Should EICR be mandatory for all social housing in England?

Should EICR be mandatory for all social housing in England?
Some things to note might be
 (PRS) Private Rented Sector (England) Regulations 2020 required an EICR every 5 years OR change of tenancy.  I think most people forget the change of tenancy part.

Moving forward a lot of EICRs should now start to be expiring thus a new one will need to be issued after an Inspect and Test.

There have been noted cases when local councils have not done EICRs


More recently

Southwark Council statement on electrical testing of council homes

As always please be polite and respectful in this purely academic debate.

Come on everybody let’s help inspire the future.

  • Yes, but executed according to a industry standard specification. For instance, the recent EICR specification outlined by John Peckham would be ideal.

  • Totally agree.  An EICR from the Van is about as accurate/useful as no EICR or an outdated one.  The electrical industry needs to talk to the rental industry and make them aware what an EICR is and does.  They should also help explain the time needed for an EICR properly.  Eg a 2 bed flat maybe 2 to 3 hours and the avarage 3 bed semi about half a day.  The expected cost should also be discussed as in the SE of England an electrician should be earning about £200 to £400 a day.  Eg a small electrical business or a self employed domestic spark.

    Estate agents that DEMAND an EICR for a 3 bed semi for about £100 is not tenable likewise a 2 bed flat for £50.  This would mean something like 6 time 2 bed flat a day for an Electrician to EICR to earn a reasonable wage.

  • Probably recommend, not make mandatory, if as shown in the post below, if it cannot be done well enough at a suitable cost/ value point for those at the bottom end of society- where does the  money to pay for this super service come from after all ?

    Presumably something else is not happening instead, and it needs to be at least as valuable as that.

    In the mix to be cut to make way for an EICR are checks of hot water systems, gas fittings, energy efficiency and lead and asbestos surveys, and that's before we get to heating bills, and economizing on food and clothing.

    As a society we need to spend other people's money wisely.


  • I beg to differ there Mike.  I think that social housing should be as safe as PRS housing.  An EICR is not a luxury item nor is Gas safety or is Legionnaires.

    Social housing needs to factor in the build and running cost of these properties.  For me the running costs include the required safety testing.

  • If a standardised specification with mandatory minimum requirements were in place, it could be deemed acceptable for individuals to undertake the work for £50, provided it aligns with the specified EICR criteria. However, I believe this practice would likely be curtailed swiftly. If it persisted, one would need to question whether these £50 reports are potentially fabricated or these individuals are making a loss.

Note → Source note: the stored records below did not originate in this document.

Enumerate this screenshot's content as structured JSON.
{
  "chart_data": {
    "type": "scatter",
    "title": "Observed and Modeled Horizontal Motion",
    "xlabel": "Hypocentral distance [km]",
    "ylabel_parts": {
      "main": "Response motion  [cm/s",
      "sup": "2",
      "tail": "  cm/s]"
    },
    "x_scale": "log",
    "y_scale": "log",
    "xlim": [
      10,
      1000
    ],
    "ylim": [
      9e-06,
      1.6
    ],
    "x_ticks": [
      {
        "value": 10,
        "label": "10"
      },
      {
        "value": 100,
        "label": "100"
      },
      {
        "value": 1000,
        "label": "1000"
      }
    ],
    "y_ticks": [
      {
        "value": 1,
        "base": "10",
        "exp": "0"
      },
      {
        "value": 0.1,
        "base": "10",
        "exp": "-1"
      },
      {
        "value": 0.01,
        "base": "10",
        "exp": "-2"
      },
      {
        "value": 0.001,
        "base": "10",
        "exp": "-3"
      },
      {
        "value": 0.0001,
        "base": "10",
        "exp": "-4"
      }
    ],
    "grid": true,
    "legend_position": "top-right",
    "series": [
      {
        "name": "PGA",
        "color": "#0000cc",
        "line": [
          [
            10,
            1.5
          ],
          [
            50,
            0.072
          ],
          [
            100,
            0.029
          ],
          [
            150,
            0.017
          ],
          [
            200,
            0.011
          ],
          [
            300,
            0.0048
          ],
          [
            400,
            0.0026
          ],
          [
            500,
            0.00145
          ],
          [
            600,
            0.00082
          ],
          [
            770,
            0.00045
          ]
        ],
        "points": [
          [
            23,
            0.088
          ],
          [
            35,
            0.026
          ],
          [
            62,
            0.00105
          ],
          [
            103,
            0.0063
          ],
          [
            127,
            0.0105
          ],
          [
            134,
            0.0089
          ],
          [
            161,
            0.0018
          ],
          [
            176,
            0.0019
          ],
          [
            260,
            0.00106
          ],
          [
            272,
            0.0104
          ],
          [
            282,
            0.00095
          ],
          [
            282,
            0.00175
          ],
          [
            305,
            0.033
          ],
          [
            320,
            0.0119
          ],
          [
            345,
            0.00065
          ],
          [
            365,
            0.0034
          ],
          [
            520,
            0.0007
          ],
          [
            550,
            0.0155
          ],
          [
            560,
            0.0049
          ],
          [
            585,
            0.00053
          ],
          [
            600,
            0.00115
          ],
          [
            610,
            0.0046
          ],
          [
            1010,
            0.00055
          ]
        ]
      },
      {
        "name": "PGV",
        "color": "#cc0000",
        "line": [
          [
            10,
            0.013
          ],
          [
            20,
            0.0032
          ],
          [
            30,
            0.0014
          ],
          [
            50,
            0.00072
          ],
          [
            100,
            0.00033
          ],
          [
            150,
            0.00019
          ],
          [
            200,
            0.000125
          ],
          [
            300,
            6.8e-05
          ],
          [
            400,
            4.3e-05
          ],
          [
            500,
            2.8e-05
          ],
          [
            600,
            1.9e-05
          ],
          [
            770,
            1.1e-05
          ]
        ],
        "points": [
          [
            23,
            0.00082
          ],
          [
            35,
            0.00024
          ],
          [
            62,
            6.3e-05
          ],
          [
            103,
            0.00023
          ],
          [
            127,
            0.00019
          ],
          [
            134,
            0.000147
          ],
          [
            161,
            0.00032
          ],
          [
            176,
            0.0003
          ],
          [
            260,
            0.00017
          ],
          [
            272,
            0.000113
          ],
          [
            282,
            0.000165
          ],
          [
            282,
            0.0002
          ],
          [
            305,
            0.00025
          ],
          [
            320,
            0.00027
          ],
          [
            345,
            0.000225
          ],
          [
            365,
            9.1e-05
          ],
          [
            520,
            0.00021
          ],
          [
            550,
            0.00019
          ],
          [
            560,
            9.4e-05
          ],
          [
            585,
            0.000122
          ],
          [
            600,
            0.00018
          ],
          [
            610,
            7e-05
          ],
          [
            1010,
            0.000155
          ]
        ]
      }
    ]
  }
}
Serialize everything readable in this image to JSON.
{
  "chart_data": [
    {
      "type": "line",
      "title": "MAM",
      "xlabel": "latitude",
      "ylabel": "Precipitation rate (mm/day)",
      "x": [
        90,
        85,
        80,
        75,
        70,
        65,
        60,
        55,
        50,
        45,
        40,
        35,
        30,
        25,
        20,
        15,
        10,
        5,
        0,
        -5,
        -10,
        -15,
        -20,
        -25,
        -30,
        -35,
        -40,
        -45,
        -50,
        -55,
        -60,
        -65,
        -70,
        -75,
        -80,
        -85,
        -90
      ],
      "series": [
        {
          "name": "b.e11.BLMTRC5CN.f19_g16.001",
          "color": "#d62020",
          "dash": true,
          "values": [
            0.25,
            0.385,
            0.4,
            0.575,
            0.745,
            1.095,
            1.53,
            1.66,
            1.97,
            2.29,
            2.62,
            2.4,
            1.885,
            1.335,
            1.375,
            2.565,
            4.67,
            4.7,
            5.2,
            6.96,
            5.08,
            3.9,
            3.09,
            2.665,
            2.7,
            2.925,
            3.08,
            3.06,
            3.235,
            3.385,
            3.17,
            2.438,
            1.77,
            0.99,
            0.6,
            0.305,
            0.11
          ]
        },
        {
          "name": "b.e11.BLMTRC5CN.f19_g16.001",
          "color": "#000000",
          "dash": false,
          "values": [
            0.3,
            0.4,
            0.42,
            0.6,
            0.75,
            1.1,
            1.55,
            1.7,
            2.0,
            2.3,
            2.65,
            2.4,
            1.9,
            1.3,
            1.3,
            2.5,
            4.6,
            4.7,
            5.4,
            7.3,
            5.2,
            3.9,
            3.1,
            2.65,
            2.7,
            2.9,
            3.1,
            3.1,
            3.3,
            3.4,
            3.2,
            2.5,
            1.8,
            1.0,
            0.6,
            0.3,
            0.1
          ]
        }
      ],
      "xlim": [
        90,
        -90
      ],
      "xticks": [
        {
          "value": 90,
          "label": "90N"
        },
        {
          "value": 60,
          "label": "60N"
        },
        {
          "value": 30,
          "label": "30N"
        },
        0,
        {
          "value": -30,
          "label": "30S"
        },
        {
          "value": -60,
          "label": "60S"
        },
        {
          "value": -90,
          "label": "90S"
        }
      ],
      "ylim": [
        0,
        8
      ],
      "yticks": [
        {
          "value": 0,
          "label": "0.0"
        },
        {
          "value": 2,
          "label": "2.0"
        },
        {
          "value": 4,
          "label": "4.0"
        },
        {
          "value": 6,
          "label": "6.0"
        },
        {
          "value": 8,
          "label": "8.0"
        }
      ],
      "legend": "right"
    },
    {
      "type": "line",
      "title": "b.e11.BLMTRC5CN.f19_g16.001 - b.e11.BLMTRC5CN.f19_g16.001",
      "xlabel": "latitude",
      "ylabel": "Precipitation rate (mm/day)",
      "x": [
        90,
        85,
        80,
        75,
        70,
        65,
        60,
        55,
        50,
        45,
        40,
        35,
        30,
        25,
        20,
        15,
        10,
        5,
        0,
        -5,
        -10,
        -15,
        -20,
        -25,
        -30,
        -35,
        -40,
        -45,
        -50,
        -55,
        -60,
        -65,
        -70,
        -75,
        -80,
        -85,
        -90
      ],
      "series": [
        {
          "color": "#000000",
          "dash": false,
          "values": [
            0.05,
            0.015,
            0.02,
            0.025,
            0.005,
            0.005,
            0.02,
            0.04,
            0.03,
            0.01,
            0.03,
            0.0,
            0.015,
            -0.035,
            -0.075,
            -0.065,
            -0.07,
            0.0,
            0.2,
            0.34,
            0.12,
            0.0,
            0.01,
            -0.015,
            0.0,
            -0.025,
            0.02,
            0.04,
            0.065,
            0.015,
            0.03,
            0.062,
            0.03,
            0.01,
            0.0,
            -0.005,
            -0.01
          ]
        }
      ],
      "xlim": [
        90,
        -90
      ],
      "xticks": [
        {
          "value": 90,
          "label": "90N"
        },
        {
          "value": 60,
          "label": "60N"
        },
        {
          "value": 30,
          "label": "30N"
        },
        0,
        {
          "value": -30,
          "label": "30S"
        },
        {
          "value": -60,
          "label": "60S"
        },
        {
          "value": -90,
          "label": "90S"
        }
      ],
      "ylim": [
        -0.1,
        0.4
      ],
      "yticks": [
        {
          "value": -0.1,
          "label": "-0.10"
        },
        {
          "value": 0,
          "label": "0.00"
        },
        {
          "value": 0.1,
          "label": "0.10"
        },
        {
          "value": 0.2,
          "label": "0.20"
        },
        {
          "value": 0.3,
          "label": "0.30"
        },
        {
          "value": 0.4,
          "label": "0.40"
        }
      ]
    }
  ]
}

  • But even if we cannot afford, and already do not seem able to afford actually, to provide enough social housing to meet demand? There has to be a cut off.

    I am not convinced that drive by EICRs do anything at all for the safety of tenants in private rented property ether, and I'm old enough to recall an era pre gas safe checks, when the gas related accident rate was about the same as it is today but the cost was not there - the thing that has really fallen in the last 30 years is the no. of fires caused by smoking.